The blanket gave me strange dreams. My grandmother had warned me that electric blankets cause brain damage. I had been trying to reassure her that I wasn’t too cold in my drafty downtown house: I had slippers, a space heater, the electric blanket. But my grandmother had heard a program on the radio, those blankets send waves of electricity through your body. There was frost on the inside of the window. Snot and Courtney were curled together under the covers, down by my hip. The air I breathed in was cold in my nostrils and on the back of my throat. The sun streaming in was pissy yellow.
“Don’t have it on all night, Stacey, it’ll fry your brain. You don’t leave it on all night, do you?”
“No, no, not all night.” But I kept it on all night. I’d have wild dreams and wake up every morning soaked in sweat.
I couldn’t check the time because I didn’t have my phone. The reality of the situation with the cops came back each morning a few moments after I woke up.
This morning the electric blanket had pulled a memory up to the surface of my brain like a poultice. A music video I made for a friend’s band when I was in university. I took the opening shot. It’s my feet walking through hundreds of squirming tadpoles at Massey Drive. The bottom of the pond is yellow sand, there are legions of tadpoles, their plump, gyrating bodies fill the screen. I sh
uffle forward, moving to avoid a smashed beer bottle, the water laps against my hairy, muscled calves. My toes are painted baby pink.
We filmed it in a day. The tadpole shot was spliced together with video of me and another girl making out in an inflatable chair covered in glow-in-the-dark polka dots. Sweating beneath the electric blanket, I tried to fish her name out of my memory but it was lost.
We were wearing candy necklaces and matching fluorescent bikinis we’d picked out at Wal-Mart. Mine was neon green and the other girl’s was electric pink. The chair was off Amazon. It was a new version of the inflatable furniture and backpacks that were popular when I was in elementary school. The photo on the front of the box was a teenage boy in cargo pants, slouched in an inflatable chair that was covered in pentagrams.

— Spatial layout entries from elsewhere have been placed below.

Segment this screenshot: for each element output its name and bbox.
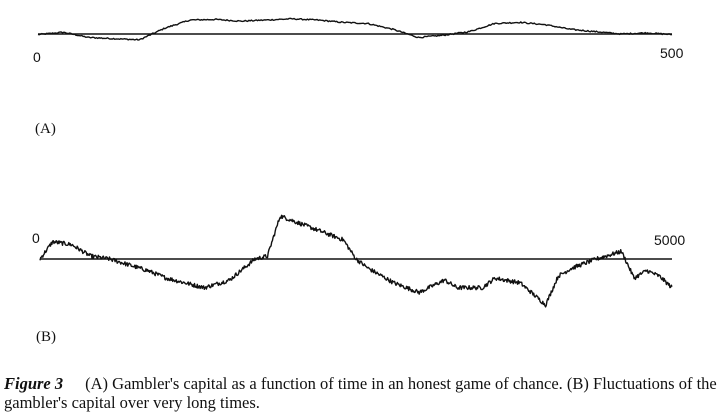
panel-label: (B) [36, 329, 56, 345]
x-end-tick-label: 500 [660, 45, 684, 61]
chart-panel-a: 0 500 (A) [33, 17, 684, 137]
x-start-tick-label: 0 [33, 49, 41, 65]
x-end-tick-label: 5000 [654, 232, 685, 248]
figure: 0 500 (A) 0 5000 (B) [32, 17, 685, 345]
series-line [37, 17, 673, 41]
figure-caption: Figure 3 (A) Gambler's capital as a funct… [4, 374, 720, 412]
chart-panel-b: 0 5000 (B) [32, 214, 685, 345]
figure-caption-text: (A) Gambler's capital as a function of t… [4, 374, 717, 412]
figure-caption-label: Figure 3 [4, 374, 64, 393]
panel-label: (A) [35, 121, 56, 137]
x-start-tick-label: 0 [32, 230, 40, 246]
series-line [39, 214, 673, 308]
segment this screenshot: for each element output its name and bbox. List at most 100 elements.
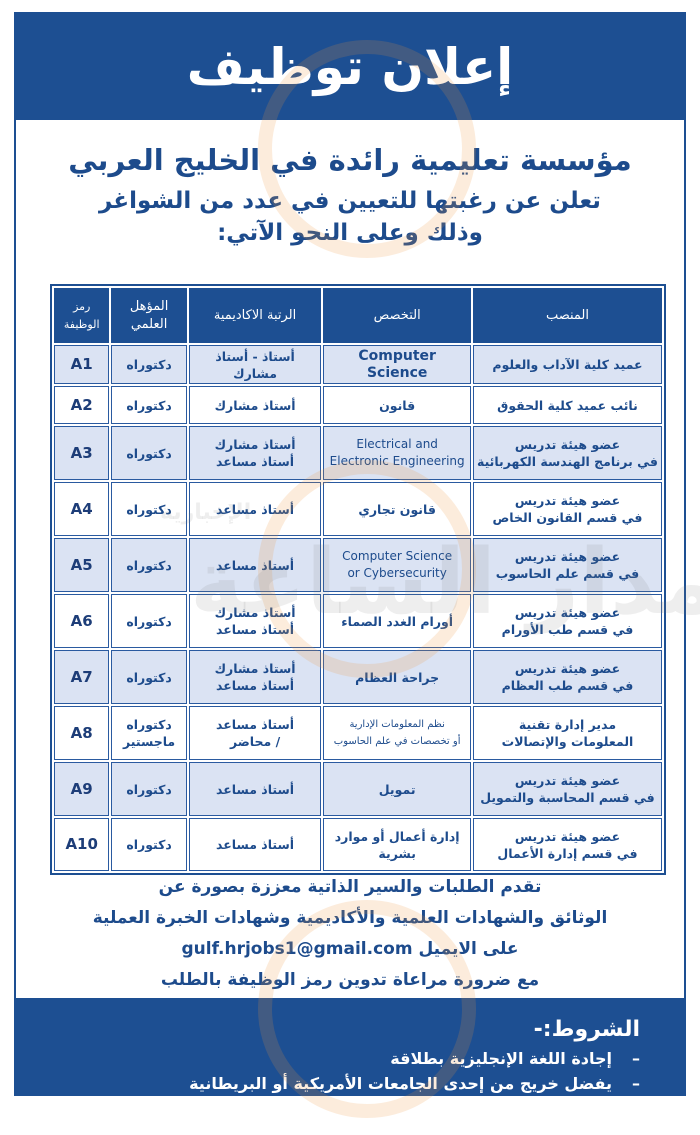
qualification-cell-line: دكتوراه: [126, 357, 172, 372]
qualification-cell-line: دكتوراه: [126, 781, 172, 797]
position-cell: نائب عميد كلية الحقوق: [472, 386, 662, 424]
qualification-cell: دكتوراه: [111, 762, 187, 816]
qualification-cell-line: دكتوراه: [126, 613, 172, 629]
qualification-cell-line: دكتوراه: [126, 717, 172, 732]
position-cell: عضو هيئة تدريس في قسم طب الأورام: [472, 594, 662, 648]
conditions-section: الشروط:- –إجادة اللغة الإنجليزية بطلاقة …: [16, 998, 684, 1094]
page-title: إعلان توظيف: [186, 38, 515, 96]
job-ad-frame: إعلان توظيف مؤسسة تعليمية رائدة في الخلي…: [14, 12, 686, 1096]
title-banner: إعلان توظيف: [16, 14, 684, 120]
qualification-cell: دكتوراه: [111, 538, 187, 592]
specialization-cell-line: Computer Science: [342, 549, 453, 563]
apply-line-2: الوثائق والشهادات العلمية والأكاديمية وش…: [92, 908, 608, 928]
table-row: عميد كلية الآداب والعلوم Computer Science…: [54, 345, 662, 384]
rank-cell-line: أستاذ مساعد: [216, 454, 295, 469]
rank-cell-line: أستاذ مساعد: [216, 678, 295, 693]
rank-cell-line: أستاذ مشارك: [214, 605, 296, 620]
intro: مؤسسة تعليمية رائدة في الخليج العربي تعل…: [16, 140, 684, 248]
rank-cell: أستاذ مساعد: [188, 482, 322, 536]
position-cell-line: نائب عميد كلية الحقوق: [497, 397, 638, 413]
specialization-cell-line: or Cybersecurity: [347, 566, 447, 580]
rank-cell-line: أستاذ مشارك: [214, 397, 296, 413]
rank-cell: أستاذ مشارك أستاذ مساعد: [188, 594, 322, 648]
header-position: المنصب: [472, 288, 662, 343]
specialization-cell-line: إدارة أعمال أو موارد بشرية: [334, 828, 460, 861]
specialization-cell: Computer Science: [323, 345, 471, 384]
specialization-cell-line: Electronic Engineering: [329, 454, 465, 468]
table-row: عضو هيئة تدريس في قسم القانون الخاص قانون …: [54, 482, 662, 536]
email-prefix: على الايميل: [418, 939, 519, 959]
position-cell: عضو هيئة تدريس في قسم علم الحاسوب: [472, 538, 662, 592]
position-cell-line: عميد كلية الآداب والعلوم: [492, 357, 643, 372]
position-cell-line: عضو هيئة تدريس: [514, 549, 621, 564]
position-cell-line: في برنامج الهندسة الكهربائية: [476, 454, 658, 469]
rank-cell-line: / محاضر: [229, 734, 281, 749]
specialization-cell: إدارة أعمال أو موارد بشرية: [323, 818, 471, 871]
conditions-title: الشروط:-: [533, 1017, 640, 1042]
header-qualification: المؤهل العلمي: [111, 288, 187, 343]
position-cell-line: في قسم علم الحاسوب: [495, 566, 640, 581]
condition-item: –يفضل خريج من إحدى الجامعات الأمريكية أو…: [189, 1074, 640, 1093]
header-code: رمز الوظيفة: [54, 288, 110, 343]
intro-line-3: وذلك وعلى النحو الآتي:: [217, 220, 483, 246]
apply-line-1: تقدم الطلبات والسير الذاتية معززة بصورة …: [158, 877, 542, 897]
code-cell: A6: [54, 594, 110, 648]
position-cell-line: في قسم القانون الخاص: [492, 510, 643, 525]
rank-cell-line: أستاذ مساعد: [216, 717, 295, 732]
specialization-cell: أورام الغدد الصماء: [323, 594, 471, 648]
qualification-cell-line: دكتوراه: [126, 669, 172, 685]
position-cell: عضو هيئة تدريس في قسم القانون الخاص: [472, 482, 662, 536]
qualification-cell: دكتوراه: [111, 818, 187, 871]
rank-cell-line: أستاذ مساعد: [216, 622, 295, 637]
rank-cell: أستاذ مساعد: [188, 818, 322, 871]
apply-line-3: على الايميل gulf.hrjobs1@gmail.com: [16, 934, 684, 965]
table-row: عضو هيئة تدريس في قسم المحاسبة والتمويل تم…: [54, 762, 662, 816]
qualification-cell: دكتوراه: [111, 345, 187, 384]
rank-cell-line: أستاذ مساعد: [216, 837, 295, 852]
position-cell-line: عضو هيئة تدريس: [514, 437, 621, 452]
qualification-cell-line: دكتوراه: [126, 837, 172, 852]
table-row: عضو هيئة تدريس في قسم علم الحاسوب Computer…: [54, 538, 662, 592]
position-cell-line: في قسم طب الأورام: [501, 622, 634, 637]
position-cell-line: عضو هيئة تدريس: [514, 828, 621, 844]
table-row: نائب عميد كلية الحقوق قانون أستاذ مشارك دكت…: [54, 386, 662, 424]
position-cell-line: في قسم إدارة الأعمال: [497, 845, 638, 861]
qualification-cell: دكتوراه ماجستير: [111, 706, 187, 760]
specialization-cell: تمويل: [323, 762, 471, 816]
qualification-cell: دكتوراه: [111, 594, 187, 648]
rank-cell: أستاذ مشارك: [188, 386, 322, 424]
code-cell: A4: [54, 482, 110, 536]
code-cell: A8: [54, 706, 110, 760]
position-cell-line: في قسم طب العظام: [501, 678, 634, 693]
specialization-cell-line: Electrical and: [356, 437, 438, 451]
position-cell: عضو هيئة تدريس في قسم طب العظام: [472, 650, 662, 704]
email-address[interactable]: gulf.hrjobs1@gmail.com: [181, 939, 413, 959]
table-header-row: المنصب التخصص الرتبة الاكاديمية المؤهل ا…: [54, 288, 662, 343]
position-cell: مدير إدارة تقنية المعلومات والإتصالات: [472, 706, 662, 760]
code-cell: A2: [54, 386, 110, 424]
condition-item: –إجادة اللغة الإنجليزية بطلاقة: [390, 1049, 640, 1068]
qualification-cell-line: دكتوراه: [126, 557, 172, 573]
header-rank: الرتبة الاكاديمية: [188, 288, 322, 343]
table-row: عضو هيئة تدريس في قسم إدارة الأعمال إدارة …: [54, 818, 662, 871]
intro-line-2: تعلن عن رغبتها للتعيين في عدد من الشواغر: [99, 188, 601, 214]
apply-line-4: مع ضرورة مراعاة تدوين رمز الوظيفة بالطلب: [160, 970, 540, 990]
application-instructions: تقدم الطلبات والسير الذاتية معززة بصورة …: [16, 872, 684, 996]
position-cell-line: عضو هيئة تدريس: [514, 773, 621, 788]
position-cell-line: عضو هيئة تدريس: [514, 661, 621, 676]
rank-cell: أستاذ مساعد: [188, 762, 322, 816]
position-cell-line: عضو هيئة تدريس: [514, 605, 621, 620]
code-cell: A7: [54, 650, 110, 704]
specialization-cell-line: قانون تجاري: [358, 501, 436, 517]
rank-cell: أستاذ مشارك أستاذ مساعد: [188, 426, 322, 480]
rank-cell-line: أستاذ مساعد: [216, 557, 295, 573]
qualification-cell-line: دكتوراه: [126, 445, 172, 461]
rank-cell-line: أستاذ مساعد: [216, 781, 295, 797]
qualification-cell: دكتوراه: [111, 426, 187, 480]
position-cell: عميد كلية الآداب والعلوم: [472, 345, 662, 384]
specialization-cell-line: نظم المعلومات الإدارية: [349, 719, 445, 730]
specialization-cell: نظم المعلومات الإدارية أو تخصصات في علم ا…: [323, 706, 471, 760]
rank-cell: أستاذ مشارك أستاذ مساعد: [188, 650, 322, 704]
rank-cell: أستاذ مساعد: [188, 538, 322, 592]
position-cell-line: في قسم المحاسبة والتمويل: [480, 790, 655, 805]
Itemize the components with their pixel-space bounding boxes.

The camera was set up on a tripod in the corner of the room. The other girl was a good kisser and I liked the way her body felt against me but I couldn’t quite lose myself in it. I wasn’t sure how much we were supposed to be faking for the camera. How real did it feel for her? I didn’t want to give over completely if she wasn’t.
After a while it became tedious. The plastic chair got sticky and made farting noises when we moved.

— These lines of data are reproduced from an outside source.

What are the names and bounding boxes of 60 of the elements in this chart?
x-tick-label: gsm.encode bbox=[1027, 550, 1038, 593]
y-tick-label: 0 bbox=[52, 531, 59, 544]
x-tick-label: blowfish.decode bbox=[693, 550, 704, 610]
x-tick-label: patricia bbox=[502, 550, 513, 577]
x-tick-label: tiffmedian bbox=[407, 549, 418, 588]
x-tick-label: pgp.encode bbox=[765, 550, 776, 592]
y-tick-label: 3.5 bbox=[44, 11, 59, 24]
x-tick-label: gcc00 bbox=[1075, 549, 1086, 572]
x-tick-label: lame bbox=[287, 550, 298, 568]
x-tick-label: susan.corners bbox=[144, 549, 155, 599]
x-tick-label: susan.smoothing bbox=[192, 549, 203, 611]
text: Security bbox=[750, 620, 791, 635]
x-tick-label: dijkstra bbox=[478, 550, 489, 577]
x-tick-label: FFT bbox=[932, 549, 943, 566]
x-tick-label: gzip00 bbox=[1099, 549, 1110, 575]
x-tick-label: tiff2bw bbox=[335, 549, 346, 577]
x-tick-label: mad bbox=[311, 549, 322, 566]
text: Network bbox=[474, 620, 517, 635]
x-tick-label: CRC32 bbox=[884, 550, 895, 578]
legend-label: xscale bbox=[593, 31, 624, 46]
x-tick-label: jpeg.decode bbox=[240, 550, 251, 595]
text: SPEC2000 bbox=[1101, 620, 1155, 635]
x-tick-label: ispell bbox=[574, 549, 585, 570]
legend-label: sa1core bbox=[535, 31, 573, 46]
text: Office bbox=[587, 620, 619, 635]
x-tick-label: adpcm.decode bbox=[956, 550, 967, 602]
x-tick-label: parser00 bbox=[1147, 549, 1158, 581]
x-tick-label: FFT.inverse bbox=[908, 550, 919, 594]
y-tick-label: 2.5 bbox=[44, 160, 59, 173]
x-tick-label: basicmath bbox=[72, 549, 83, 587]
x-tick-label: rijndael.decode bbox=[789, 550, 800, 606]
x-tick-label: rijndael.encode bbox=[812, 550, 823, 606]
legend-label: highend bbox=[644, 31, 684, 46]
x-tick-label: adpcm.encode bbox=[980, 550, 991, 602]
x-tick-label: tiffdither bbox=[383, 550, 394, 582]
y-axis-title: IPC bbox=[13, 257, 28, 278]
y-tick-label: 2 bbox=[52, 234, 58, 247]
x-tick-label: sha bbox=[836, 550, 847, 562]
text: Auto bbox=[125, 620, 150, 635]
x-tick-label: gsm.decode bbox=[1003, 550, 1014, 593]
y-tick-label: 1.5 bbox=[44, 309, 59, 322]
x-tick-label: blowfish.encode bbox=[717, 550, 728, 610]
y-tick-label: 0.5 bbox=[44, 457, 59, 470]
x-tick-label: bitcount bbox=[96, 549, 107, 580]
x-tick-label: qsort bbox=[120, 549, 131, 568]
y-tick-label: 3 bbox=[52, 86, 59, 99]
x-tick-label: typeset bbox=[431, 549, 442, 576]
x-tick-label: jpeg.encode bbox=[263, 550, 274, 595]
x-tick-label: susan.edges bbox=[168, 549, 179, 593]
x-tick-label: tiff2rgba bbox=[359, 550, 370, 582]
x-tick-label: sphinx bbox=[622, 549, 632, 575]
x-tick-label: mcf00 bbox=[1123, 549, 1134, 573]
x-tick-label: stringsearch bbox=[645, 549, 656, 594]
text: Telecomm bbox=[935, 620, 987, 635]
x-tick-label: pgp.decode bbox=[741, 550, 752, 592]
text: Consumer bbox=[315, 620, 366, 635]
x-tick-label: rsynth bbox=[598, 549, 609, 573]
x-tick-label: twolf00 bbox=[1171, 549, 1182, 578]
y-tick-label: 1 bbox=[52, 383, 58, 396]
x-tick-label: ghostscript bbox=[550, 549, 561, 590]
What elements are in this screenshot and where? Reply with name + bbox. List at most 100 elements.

Someone I knew had a short film about BDSM in a porn film festival in Germany and she suggested we enter the music video. But I thought it was too tame to count as porn or even be of interest to anyone. It was still buried somewhere in my computer, though. And maybe the cops would spin it into something to justify storming through my house at seven in the morning. I tried to remember what the file was called. It might have had some pretentious title but hopefully it was something innocuous like “video2223.” There were probably countless other things I’d forgotten about buried in there. I threw the hot blanket off.
I pulled on my fleece-lined leggings and put my blue bathrobe with the burnt sleeve over my sweaty T-shirt. The cats crawled out from under the covers and stretched. Usually they stalked around the room in the morning mewling for breakfast, but the electric blanket did strange things to them too. The second they touched it they went limp. Under the blanket they let me haul them into my body and cuddle them in a way they’d normally refuse by swatting at my face. My grandmother had also warned, “That thing could burn down the house.” I yanked the cord out of the wall.